About a week or so ago I announced that I believed I was done with the rough draft of Prelude to Forever, the story of how Rachel and John met and fell in love before A Symphony of Cicadas. Having planned on this book being a novelette, I was satisfied with the shorter length, and the place I would leave off at. I hand-wrote the whole rough draft of the book, and have been spending the time since that announcement retyping everything I wrote. It’s been an arduous process, though somewhat satisfying as I am able to edit as I go, creating a much cleaner version of what I’ve been writing. And the story is evolving slightly, adding a few interesting layers to characters and their situations.
Of course, a few details I’d planned have changed too. In doing so, I have opened the door to continuing the story beyond what I have already written – meaning this might be more of a full-length novel than a novelette. The original story was just going to focus on John and Rachel’s romance. But now I am expanding to what it’s like to blend a family – all the messy and awkward parts of it.
Thing is, this is a scary thing to write about, mostly because it hits so close to home. When I had first planned on writing this story, the family blending was the biggest reason why. But slowly I started to phase that part out. I see now it’s because writing about it would make me have to face things in my own home that were uncomfortable or unpleasant.
I see step-families all around me, and some of them act as if blending their family was the most natural thing in the world. The others act as if their stepchildren were spawn of the devil. Our family is somewhere in the middle, where things are neither terrible or all that great. There are some days where it feels like our family is just cruising along, and everything is going like clockwork. And there are other days when we’ve never felt more disjointed. Both my husband and I have a mental list going on how much better the other person’s child would have been if we’d raised them with our opposite ideals. Our children have a mental list of why their stepparent is weird and unapproachable. And the list of inequities on all sides is a mile long.
And then there are the little surprises, like the other day when my teenage stepson greeted me with a heartfelt hug when I came home from work – the second or third hug we’ve shared in the six-and-a-half years we’ve known each other…and it made me so happy I did all his chores for him.
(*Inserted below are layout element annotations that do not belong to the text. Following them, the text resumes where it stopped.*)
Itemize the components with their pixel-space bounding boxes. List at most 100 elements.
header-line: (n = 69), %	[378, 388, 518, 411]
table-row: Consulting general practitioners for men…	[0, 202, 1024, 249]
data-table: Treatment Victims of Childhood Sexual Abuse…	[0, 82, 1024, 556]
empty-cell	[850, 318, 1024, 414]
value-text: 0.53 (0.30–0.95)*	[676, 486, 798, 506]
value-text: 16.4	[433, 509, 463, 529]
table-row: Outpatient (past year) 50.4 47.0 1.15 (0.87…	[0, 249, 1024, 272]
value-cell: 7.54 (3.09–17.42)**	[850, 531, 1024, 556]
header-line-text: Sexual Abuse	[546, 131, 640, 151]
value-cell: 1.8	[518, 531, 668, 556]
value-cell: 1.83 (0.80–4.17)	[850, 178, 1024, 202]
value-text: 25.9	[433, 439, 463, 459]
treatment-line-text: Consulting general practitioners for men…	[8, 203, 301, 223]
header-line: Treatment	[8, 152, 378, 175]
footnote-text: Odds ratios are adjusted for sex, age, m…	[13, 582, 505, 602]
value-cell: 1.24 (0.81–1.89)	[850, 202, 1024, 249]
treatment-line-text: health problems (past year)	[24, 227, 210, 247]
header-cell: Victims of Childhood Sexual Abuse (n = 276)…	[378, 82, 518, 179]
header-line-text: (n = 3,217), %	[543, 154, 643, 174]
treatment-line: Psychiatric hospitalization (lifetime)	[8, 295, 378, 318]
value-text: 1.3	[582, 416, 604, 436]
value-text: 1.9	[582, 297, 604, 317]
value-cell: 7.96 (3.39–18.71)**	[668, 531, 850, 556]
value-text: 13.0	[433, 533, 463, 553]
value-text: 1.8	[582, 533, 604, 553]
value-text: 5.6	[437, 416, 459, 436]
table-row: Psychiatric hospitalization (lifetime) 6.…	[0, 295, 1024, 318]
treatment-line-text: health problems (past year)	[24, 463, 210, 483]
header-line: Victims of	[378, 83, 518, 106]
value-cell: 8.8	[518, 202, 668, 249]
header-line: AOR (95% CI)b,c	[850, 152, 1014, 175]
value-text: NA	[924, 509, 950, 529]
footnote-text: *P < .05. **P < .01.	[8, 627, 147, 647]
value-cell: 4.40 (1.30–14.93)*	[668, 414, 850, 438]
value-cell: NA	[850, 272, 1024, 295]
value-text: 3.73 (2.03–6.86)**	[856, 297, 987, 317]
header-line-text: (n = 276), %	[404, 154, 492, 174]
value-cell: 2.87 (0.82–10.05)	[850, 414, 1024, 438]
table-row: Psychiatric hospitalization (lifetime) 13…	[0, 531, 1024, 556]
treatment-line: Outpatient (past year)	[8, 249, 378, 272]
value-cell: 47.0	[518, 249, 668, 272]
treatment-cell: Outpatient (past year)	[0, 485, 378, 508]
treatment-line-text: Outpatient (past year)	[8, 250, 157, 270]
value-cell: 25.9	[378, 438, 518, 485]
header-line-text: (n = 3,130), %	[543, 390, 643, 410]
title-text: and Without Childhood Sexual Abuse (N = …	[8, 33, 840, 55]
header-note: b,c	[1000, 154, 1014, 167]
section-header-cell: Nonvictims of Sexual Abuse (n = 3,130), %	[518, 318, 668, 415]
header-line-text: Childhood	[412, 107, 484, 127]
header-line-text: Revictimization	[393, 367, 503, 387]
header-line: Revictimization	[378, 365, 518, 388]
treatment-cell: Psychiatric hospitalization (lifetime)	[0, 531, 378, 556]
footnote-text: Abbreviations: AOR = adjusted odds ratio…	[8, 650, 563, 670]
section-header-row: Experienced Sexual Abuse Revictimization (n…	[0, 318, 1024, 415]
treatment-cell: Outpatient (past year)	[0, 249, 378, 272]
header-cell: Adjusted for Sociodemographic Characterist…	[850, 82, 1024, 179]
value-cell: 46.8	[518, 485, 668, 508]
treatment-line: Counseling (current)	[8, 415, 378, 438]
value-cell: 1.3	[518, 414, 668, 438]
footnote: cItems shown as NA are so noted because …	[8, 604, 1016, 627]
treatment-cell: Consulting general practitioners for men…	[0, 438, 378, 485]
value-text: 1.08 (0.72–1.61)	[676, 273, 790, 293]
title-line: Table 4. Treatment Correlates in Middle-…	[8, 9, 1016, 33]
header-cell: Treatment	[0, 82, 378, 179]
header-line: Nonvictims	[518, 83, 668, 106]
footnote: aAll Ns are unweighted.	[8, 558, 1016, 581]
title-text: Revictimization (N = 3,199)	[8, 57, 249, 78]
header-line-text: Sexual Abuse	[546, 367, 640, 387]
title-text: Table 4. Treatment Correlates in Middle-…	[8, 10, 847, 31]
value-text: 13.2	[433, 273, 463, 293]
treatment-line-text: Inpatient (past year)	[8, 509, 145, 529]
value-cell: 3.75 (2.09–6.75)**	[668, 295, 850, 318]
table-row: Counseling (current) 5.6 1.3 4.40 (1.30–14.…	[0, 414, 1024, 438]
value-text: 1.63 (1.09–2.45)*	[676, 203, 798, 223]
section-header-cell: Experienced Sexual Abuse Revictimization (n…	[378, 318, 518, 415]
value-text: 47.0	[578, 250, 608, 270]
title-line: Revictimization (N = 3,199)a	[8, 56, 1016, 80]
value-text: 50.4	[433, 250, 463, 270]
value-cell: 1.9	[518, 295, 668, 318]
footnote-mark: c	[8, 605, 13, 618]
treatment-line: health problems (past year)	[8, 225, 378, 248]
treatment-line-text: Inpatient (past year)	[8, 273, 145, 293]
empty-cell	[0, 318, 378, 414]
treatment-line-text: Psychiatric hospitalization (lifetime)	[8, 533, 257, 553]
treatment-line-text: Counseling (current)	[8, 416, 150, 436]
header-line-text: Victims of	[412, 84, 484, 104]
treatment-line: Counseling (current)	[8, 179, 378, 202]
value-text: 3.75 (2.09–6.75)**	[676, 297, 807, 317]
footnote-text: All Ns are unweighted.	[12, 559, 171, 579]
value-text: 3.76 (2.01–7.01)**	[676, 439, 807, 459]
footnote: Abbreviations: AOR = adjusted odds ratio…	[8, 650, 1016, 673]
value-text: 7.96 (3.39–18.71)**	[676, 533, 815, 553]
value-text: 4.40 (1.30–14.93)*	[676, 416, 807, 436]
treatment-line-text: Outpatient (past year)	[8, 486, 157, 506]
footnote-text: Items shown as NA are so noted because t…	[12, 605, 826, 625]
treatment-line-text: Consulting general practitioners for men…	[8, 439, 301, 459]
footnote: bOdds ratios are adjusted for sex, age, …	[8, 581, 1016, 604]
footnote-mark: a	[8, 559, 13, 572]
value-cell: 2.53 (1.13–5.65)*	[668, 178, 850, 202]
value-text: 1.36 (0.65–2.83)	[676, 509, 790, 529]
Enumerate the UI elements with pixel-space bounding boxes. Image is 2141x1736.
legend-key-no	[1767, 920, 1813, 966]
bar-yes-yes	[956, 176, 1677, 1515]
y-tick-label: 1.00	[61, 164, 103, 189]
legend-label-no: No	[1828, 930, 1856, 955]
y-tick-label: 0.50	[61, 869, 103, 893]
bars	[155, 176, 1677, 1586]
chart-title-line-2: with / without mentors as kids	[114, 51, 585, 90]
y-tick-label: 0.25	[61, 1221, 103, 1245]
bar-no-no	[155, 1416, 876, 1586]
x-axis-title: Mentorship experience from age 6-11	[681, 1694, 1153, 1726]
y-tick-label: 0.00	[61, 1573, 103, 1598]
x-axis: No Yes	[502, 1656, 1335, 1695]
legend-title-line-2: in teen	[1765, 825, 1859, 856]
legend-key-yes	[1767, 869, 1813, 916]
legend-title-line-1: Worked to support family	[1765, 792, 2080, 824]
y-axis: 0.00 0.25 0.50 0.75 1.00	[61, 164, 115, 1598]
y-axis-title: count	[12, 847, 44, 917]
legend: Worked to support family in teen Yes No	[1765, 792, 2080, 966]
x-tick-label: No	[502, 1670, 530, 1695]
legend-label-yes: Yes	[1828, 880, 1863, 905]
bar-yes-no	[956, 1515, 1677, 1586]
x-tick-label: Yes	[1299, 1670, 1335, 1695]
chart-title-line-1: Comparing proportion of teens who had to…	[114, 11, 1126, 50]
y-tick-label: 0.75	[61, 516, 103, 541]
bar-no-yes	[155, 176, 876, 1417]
Today I was listening to a podcast on writing, and the subject was about the creative process. The point in it was to put energy towards the things you’re excited about. If a project is draining you, it might be time to set it down and walk away. It may be the wrong project.
Listening to this, I realized how draining this story is to me right now. And all day long I’ve been mulling over whether it’s time to set this down and start on something new. It’s tempting – there’s one project I’ve placed on the back burner that I’m itching to dive into. But I’ve also realized that I’m struggling with this story because it’s edging a place in my own life that’s difficult to write about. As I get closer to that part of the story, the temptation to walk away from the book grows.
So for now, I’m sticking with the story. I’m not sure how many people will actually be affected whether I write this story or not, but I realize I need to at least try. There still might come a day when I decide I need to put this down for my own sanity. But for now, I’m going to let Rachel, John, Joey, and Sam share their story through me, and maybe even offer a few answers towards my own messy family.